Compte tenu de l’ampleur du problème lié aux escroqueries sur les comptes numériques, des législateurs fédéraux de partis différents ont proposé la loi sur la lutte contre les escroqueries liées aux distributeurs automatiques de crypto-monnaies. Cette loi vise à établir des normes nationales pour ce secteur. Sous l’égide des représentants María Elvira Salazar et Sean Casten, ce projet de loi a pour but de renforcer la protection des consommateurs et de fournir aux forces de l’ordre les outils nécessaires pour enquêter sur ces cas. La loi exige que les opérateurs mettent en place des programmes spécifiques pour la lutte contre le blanchiment d’argent, qu’ils effectuent une vérification approfondie des clients, et qu’ils signalent toute activité suspecte.

Le projet de loi fédéral établit également des limites strictes pour les transactions, afin de réduire le risque de pertes importantes liées aux escroqueries. Les nouveaux clients ne pourront déposer que 2 000 dollars par jour, et au total, 10 000 dollars en 14 jours. Les clients existants, quant à eux, ne pourront déposer qu’un montant maximum de 7 500 dollars par jour. De plus, la loi exige que des avertissements clairs sur les risques liés aux escroqueries soient affichés avant l’exécution des transactions.

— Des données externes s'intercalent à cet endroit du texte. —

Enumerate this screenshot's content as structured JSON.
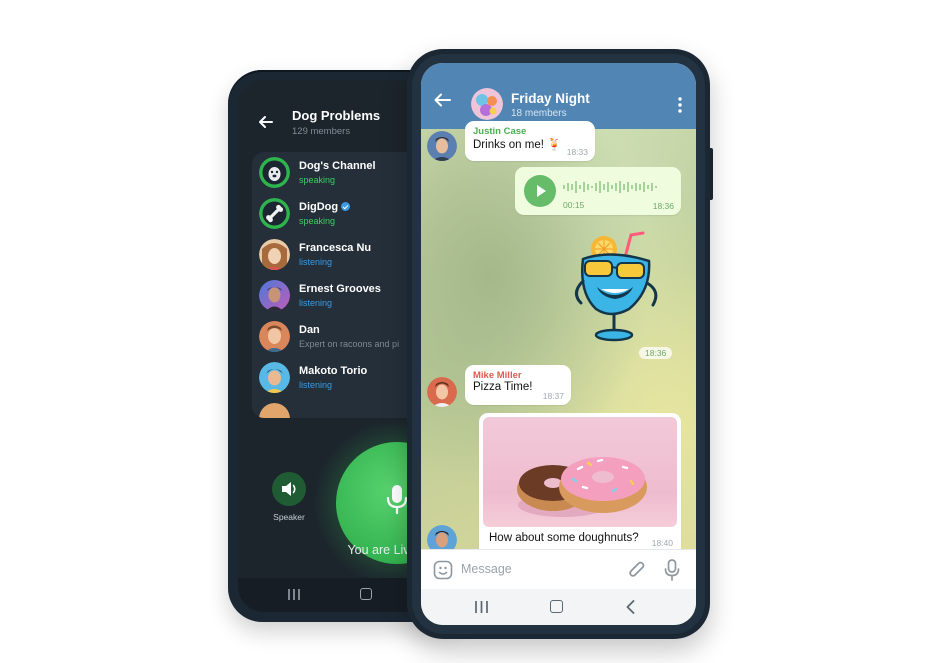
{
  "voice_chat": {
    "title": "Dog Problems",
    "subtitle": "129 members",
    "participants": [
      {
        "name": "Dog's Channel",
        "status": "speaking",
        "status_type": "speaking",
        "verified": false
      },
      {
        "name": "DigDog",
        "status": "speaking",
        "status_type": "speaking",
        "verified": true
      },
      {
        "name": "Francesca Nu",
        "status": "listening",
        "status_type": "listening",
        "verified": false
      },
      {
        "name": "Ernest Grooves",
        "status": "listening",
        "status_type": "listening",
        "verified": false
      },
      {
        "name": "Dan",
        "status": "Expert on racoons and pi",
        "status_type": "muted",
        "verified": false
      },
      {
        "name": "Makoto Torio",
        "status": "listening",
        "status_type": "listening",
        "verified": false
      }
    ],
    "speaker_label": "Speaker",
    "live_label": "You are Live"
  },
  "chat": {
    "title": "Friday Night",
    "subtitle": "18 members",
    "messages": [
      {
        "sender": "Justin Case",
        "sender_color": "#4caf50",
        "text": "Drinks on me! 🍹",
        "time": "18:33"
      },
      {
        "type": "voice",
        "duration": "00:15",
        "time": "18:36"
      },
      {
        "type": "sticker",
        "time": "18:36"
      },
      {
        "sender": "Mike Miller",
        "sender_color": "#e05a4f",
        "text": "Pizza Time!",
        "time": "18:37"
      },
      {
        "type": "photo",
        "caption": "How about some doughnuts?",
        "time": "18:40"
      }
    ],
    "input_placeholder": "Message"
  },
  "colors": {
    "header_blue": "#5186b4",
    "speaking_green": "#3fcf61",
    "listening_blue": "#3a9be3",
    "outgoing_bubble": "#effdde",
    "phone_frame": "#1b2833"
  }
}
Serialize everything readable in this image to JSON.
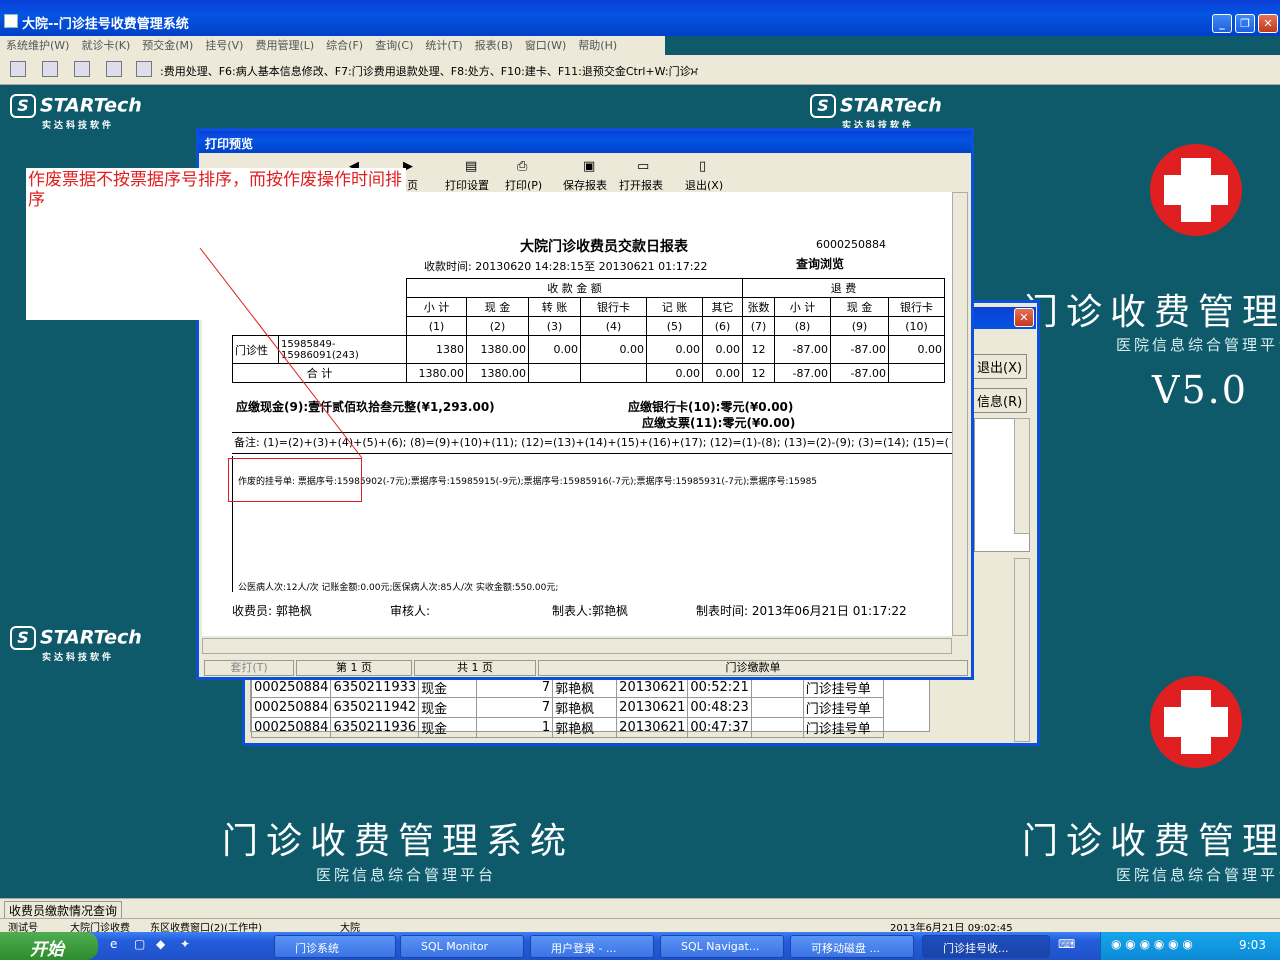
{
  "window": {
    "title": "大院--门诊挂号收费管理系统"
  },
  "menu": [
    "系统维护(W)",
    "就诊卡(K)",
    "预交金(M)",
    "挂号(V)",
    "费用管理(L)",
    "综合(F)",
    "查询(C)",
    "统计(T)",
    "报表(B)",
    "窗口(W)",
    "帮助(H)"
  ],
  "toolbar": {
    "hint": ":费用处理、F6:病人基本信息修改、F7:门诊费用退款处理、F8:处方、F10:建卡、F11:退预交金Ctrl+W:门诊ਮ"
  },
  "desktop": {
    "logo_text": "STARTech",
    "logo_sub": "实达科技软件",
    "big_title": "门诊收费管理系统",
    "big_title_right": "门诊收费管理理",
    "platform": "医院信息综合管理平台",
    "platform_right": "医院信息综合管理平台",
    "version": "V5.0"
  },
  "bgwindow": {
    "exit_label": "退出(X)",
    "info_label": "信息(R)",
    "rows": [
      [
        "000250884",
        "6350211933",
        "现金",
        "7",
        "郭艳枫",
        "20130621",
        "00:52:21",
        "门诊挂号单"
      ],
      [
        "000250884",
        "6350211942",
        "现金",
        "7",
        "郭艳枫",
        "20130621",
        "00:48:23",
        "门诊挂号单"
      ],
      [
        "000250884",
        "6350211936",
        "现金",
        "1",
        "郭艳枫",
        "20130621",
        "00:47:37",
        "门诊挂号单"
      ]
    ]
  },
  "preview": {
    "title": "打印预览",
    "tools": {
      "page": "-页",
      "print_setup": "打印设置",
      "print": "打印(P)",
      "save": "保存报表",
      "open": "打开报表",
      "exit": "退出(X)"
    },
    "status": {
      "check": "套打(T)",
      "page": "第 1 页",
      "total": "共 1 页",
      "name": "门诊缴款单"
    }
  },
  "report": {
    "title": "大院门诊收费员交款日报表",
    "code": "6000250884",
    "period": "收款时间: 20130620 14:28:15至 20130621 01:17:22",
    "mode": "查询浏览",
    "group_income": "收 款 金 额",
    "group_refund": "退 费",
    "headers": [
      "小 计",
      "现 金",
      "转 账",
      "银行卡",
      "记 账",
      "其它",
      "张数",
      "小 计",
      "现 金",
      "银行卡"
    ],
    "col_nums": [
      "(1)",
      "(2)",
      "(3)",
      "(4)",
      "(5)",
      "(6)",
      "(7)",
      "(8)",
      "(9)",
      "(10)"
    ],
    "row_label": "门诊性",
    "row_range": "15985849-15986091(243)",
    "row_values": [
      "1380",
      "1380.00",
      "0.00",
      "0.00",
      "0.00",
      "0.00",
      "12",
      "-87.00",
      "-87.00",
      "0.00"
    ],
    "total_label": "合 计",
    "total_values": [
      "1380.00",
      "1380.00",
      "",
      "",
      "0.00",
      "0.00",
      "12",
      "-87.00",
      "-87.00",
      ""
    ],
    "cash_due": "应缴现金(9):壹仟贰佰玖拾叁元整(¥1,293.00)",
    "card_due": "应缴银行卡(10):零元(¥0.00)",
    "cheque_due": "应缴支票(11):零元(¥0.00)",
    "remark": "备注: (1)=(2)+(3)+(4)+(5)+(6); (8)=(9)+(10)+(11); (12)=(13)+(14)+(15)+(16)+(17); (12)=(1)-(8); (13)=(2)-(9); (3)=(14); (15)=(",
    "voided": "作废的挂号单: 票据序号:15985902(-7元);票据序号:15985915(-9元);票据序号:15985916(-7元);票据序号:15985931(-7元);票据序号:15985",
    "summary": "公医病人次:12人/次 记账金额:0.00元;医保病人次:85人/次 实收金额:550.00元;",
    "cashier": "收费员: 郭艳枫",
    "auditor": "审核人:",
    "maker": "制表人:郭艳枫",
    "made_time": "制表时间: 2013年06月21日 01:17:22"
  },
  "annotation": {
    "text": "作废票据不按票据序号排序，而按作废操作时间排序"
  },
  "statusbar": {
    "query": "收费员缴款情况查询",
    "line2": [
      "测试号",
      "大院门诊收费",
      "东区收费窗口(2)(工作中)",
      "大院",
      "2013年6月21日 09:02:45"
    ]
  },
  "taskbar": {
    "start": "开始",
    "tasks": [
      "门诊系统",
      "SQL Monitor",
      "用户登录 - ...",
      "SQL Navigat...",
      "可移动磁盘 ...",
      "门诊挂号收..."
    ],
    "clock": "9:03"
  },
  "colors": {
    "desktop": "#0f5a6a",
    "title": "#0554e3",
    "annotation": "#e02020"
  }
}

Ces exigences sont établies en collaboration entre le Trésor public, le FBI et la FTC.

En établissant des normes fédérales, cette législation préserve le pouvoir des États de mettre en place des mesures de protection supplémentaires pour les consommateurs ou de interdire certaines activités liées aux cryptomonnaies. Cette approche double permet aux États comme le Delaware et la Caroline du Nord de continuer leurs efforts législatifs, tout en assurant une base de sécurité et de transparence à l’échelle nationale. Les actions réglementaires continues montrent que l’industrie des distributeurs automatiques de cryptomonnaies fait face à une surveillance croissante de la part des autorités législatives. Les législateurs accordent donc plus d’importance à la protection des populations vulnérables que à l’expansion des kiosques financiers non réglementés.